Thomas Greene had broken it off with his Russian girlfriend; she had read about it in the
xiao bao
, the mosquito press, which, in addition to its cheap scandals and gossip, also ran some of the city’s bravest anti-Japanese editorials.

So he and the gray-eyed Russian had parted company; she had set up a separate kitchen, as the Chinese would put it, and he had kept the studio by the river. And here, watching the anonymous couples press together in the false daytime darkness, she thought of him, and of dancing, something she had never done. She did not know how, just like she did not know how to do the house thing. Obviously she had done it wrong, because even Du did not come back for more, after he had bought her. She watched the dancers rock on their feet, embracing in public.

She thought of the meeting coming up, and moved her hand to her thigh. Her new guide was someone of known sophistication—there would be a conversation, reflections, thoughts. She missed those early years of talking with theater people in cafés while Du pursued his amours. She missed the companionship of people who thought and debated and visualized the future.

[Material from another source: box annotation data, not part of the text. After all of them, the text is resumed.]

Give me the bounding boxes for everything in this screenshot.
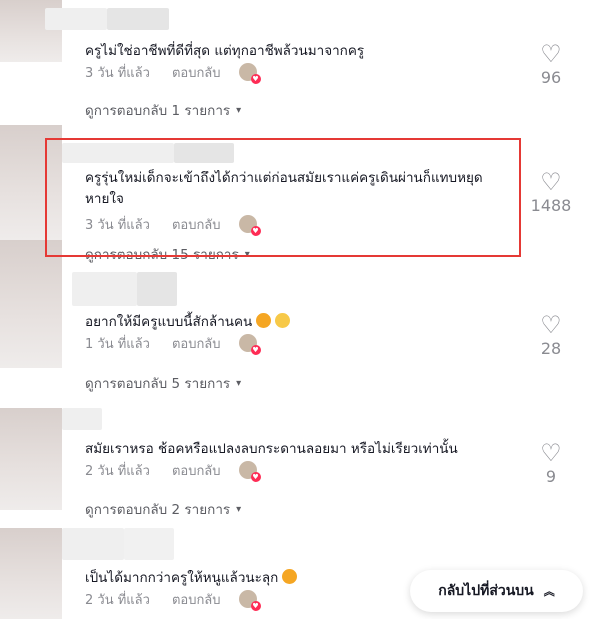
comment-meta: 3 วัน ที่แล้ว ตอบกลับ [85, 214, 261, 236]
creator-liked-avatar [238, 334, 261, 355]
heart-outline-icon[interactable]: ♡ [523, 441, 579, 465]
creator-liked-avatar [238, 590, 261, 611]
reply-button[interactable]: ตอบกลับ [172, 333, 221, 354]
chevron-down-icon: ▾ [236, 377, 242, 389]
creator-liked-avatar [238, 215, 261, 236]
view-replies-button[interactable]: ดูการตอบกลับ 1 รายการ ▾ [85, 99, 241, 121]
view-replies-button[interactable]: ดูการตอบกลับ 15 รายการ ▾ [85, 243, 250, 265]
comment-meta: 2 วัน ที่แล้ว ตอบกลับ [85, 460, 261, 482]
comment-time: 2 วัน ที่แล้ว [85, 592, 150, 608]
chevron-down-icon: ▾ [244, 248, 250, 260]
username-redacted[interactable] [107, 8, 169, 30]
creator-liked-avatar [238, 461, 261, 482]
double-chevron-up-icon: ︽ [543, 585, 555, 598]
reply-button[interactable]: ตอบกลับ [172, 589, 221, 610]
comment-meta: 1 วัน ที่แล้ว ตอบกลับ [85, 333, 261, 355]
username-redacted[interactable] [62, 408, 102, 430]
smiling-emoji-icon [275, 313, 291, 328]
heart-outline-icon[interactable]: ♡ [523, 42, 579, 66]
username-redacted[interactable] [72, 272, 137, 306]
view-replies-label: ดูการตอบกลับ 2 รายการ [85, 502, 231, 518]
hugging-emoji-icon [256, 313, 272, 328]
heart-outline-icon[interactable]: ♡ [523, 313, 579, 337]
back-to-top-label: กลับไปที่ส่วนบน [438, 583, 534, 599]
like-count: 96 [540, 68, 562, 87]
avatar[interactable] [0, 240, 62, 368]
creator-liked-avatar [238, 63, 261, 84]
like-button[interactable]: ♡ 9 [523, 441, 579, 486]
comment-text: ครูไม่ใช่อาชีพที่ดีที่สุด แต่ทุกอาชีพล้ว… [85, 43, 365, 59]
like-button[interactable]: ♡ 1488 [523, 170, 579, 215]
username-redacted[interactable] [137, 272, 177, 306]
avatar[interactable] [0, 528, 62, 619]
comment-text-content: เป็นได้มากกว่าครูให้หนูแล้วนะลุก [85, 570, 279, 586]
view-replies-label: ดูการตอบกลับ 5 รายการ [85, 376, 231, 392]
username-redacted[interactable] [62, 143, 174, 163]
chevron-down-icon: ▾ [236, 503, 242, 515]
comment-time: 2 วัน ที่แล้ว [85, 463, 150, 479]
comment-text-content: อยากให้มีครูแบบนี้สักล้านคน [85, 314, 253, 330]
comment-meta: 2 วัน ที่แล้ว ตอบกลับ [85, 589, 261, 611]
avatar[interactable] [0, 408, 62, 510]
username-redacted[interactable] [124, 528, 174, 560]
view-replies-button[interactable]: ดูการตอบกลับ 2 รายการ ▾ [85, 498, 241, 520]
like-button[interactable]: ♡ 96 [523, 42, 579, 87]
comment-text: อยากให้มีครูแบบนี้สักล้านคน [85, 312, 505, 333]
view-replies-button[interactable]: ดูการตอบกลับ 5 รายการ ▾ [85, 372, 241, 394]
comment-time: 1 วัน ที่แล้ว [85, 336, 150, 352]
like-button[interactable]: ♡ 28 [523, 313, 579, 358]
view-replies-label: ดูการตอบกลับ 15 รายการ [85, 247, 239, 263]
reply-button[interactable]: ตอบกลับ [172, 460, 221, 481]
like-count: 1488 [530, 196, 572, 215]
heart-outline-icon[interactable]: ♡ [523, 170, 579, 194]
username-redacted[interactable] [174, 143, 234, 163]
reply-button[interactable]: ตอบกลับ [172, 62, 221, 83]
view-replies-label: ดูการตอบกลับ 1 รายการ [85, 103, 231, 119]
like-count: 28 [540, 339, 562, 358]
comment-meta: 3 วัน ที่แล้ว ตอบกลับ [85, 62, 261, 84]
comment-text: สมัยเราหรอ ช้อคหรือแปลงลบกระดานลอยมา หรื… [85, 441, 458, 457]
like-count: 9 [545, 467, 557, 486]
chevron-down-icon: ▾ [236, 104, 242, 116]
hugging-emoji-icon [282, 569, 298, 584]
back-to-top-button[interactable]: กลับไปที่ส่วนบน ︽ [410, 570, 583, 612]
avatar[interactable] [0, 125, 62, 240]
comment-text: ครูรุ่นใหม่เด็กจะเข้าถึงได้กว่าแต่ก่อนสม… [85, 170, 483, 207]
username-redacted[interactable] [45, 8, 107, 30]
comment-time: 3 วัน ที่แล้ว [85, 65, 150, 81]
comment-time: 3 วัน ที่แล้ว [85, 217, 150, 233]
reply-button[interactable]: ตอบกลับ [172, 214, 221, 235]
username-redacted[interactable] [62, 528, 124, 560]
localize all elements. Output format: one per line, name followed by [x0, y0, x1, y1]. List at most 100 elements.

She remembered the day she was sworn in. Her directions took her up Henan Road, past the Mei Feng Bank of Sichuan, past Peking Road, and almost to Suzhou Creek before a young man she had never seen before fell into step beside her. She smiled as if she knew him, and they continued along the creek past the Shanghai Waterworks. Her sponsor, Huang Weimin, the editor and writer, had told her they were to look like any couple.

The man took her hand and led her into a narrow alley that ran between the Capitol Theater and Taylor Garage, where he knocked twice on a door that was quickly opened to a dim hallway. Down a corridor, up a narrow staircase, they came to an office where a man who looked like an ordinary clerk, the sleeves of his gown protected by cotton over-cuffs, looked up at them. “Yes?” he said, and put down his fountain pen. “Who is this? Eh, Huang Weimin’s candidate.” His eyes stayed on her as he picked up a memo with a few lines of flowing characters on thin, translucent paper. “He told us about you. Stand right there.” And in just a few minutes, with no fanfare, no ceremony, and certainly no acknowledgment of the danger to her life, she was sworn in and registered to the Shanghai branch of the Communist Party of China. She had joined.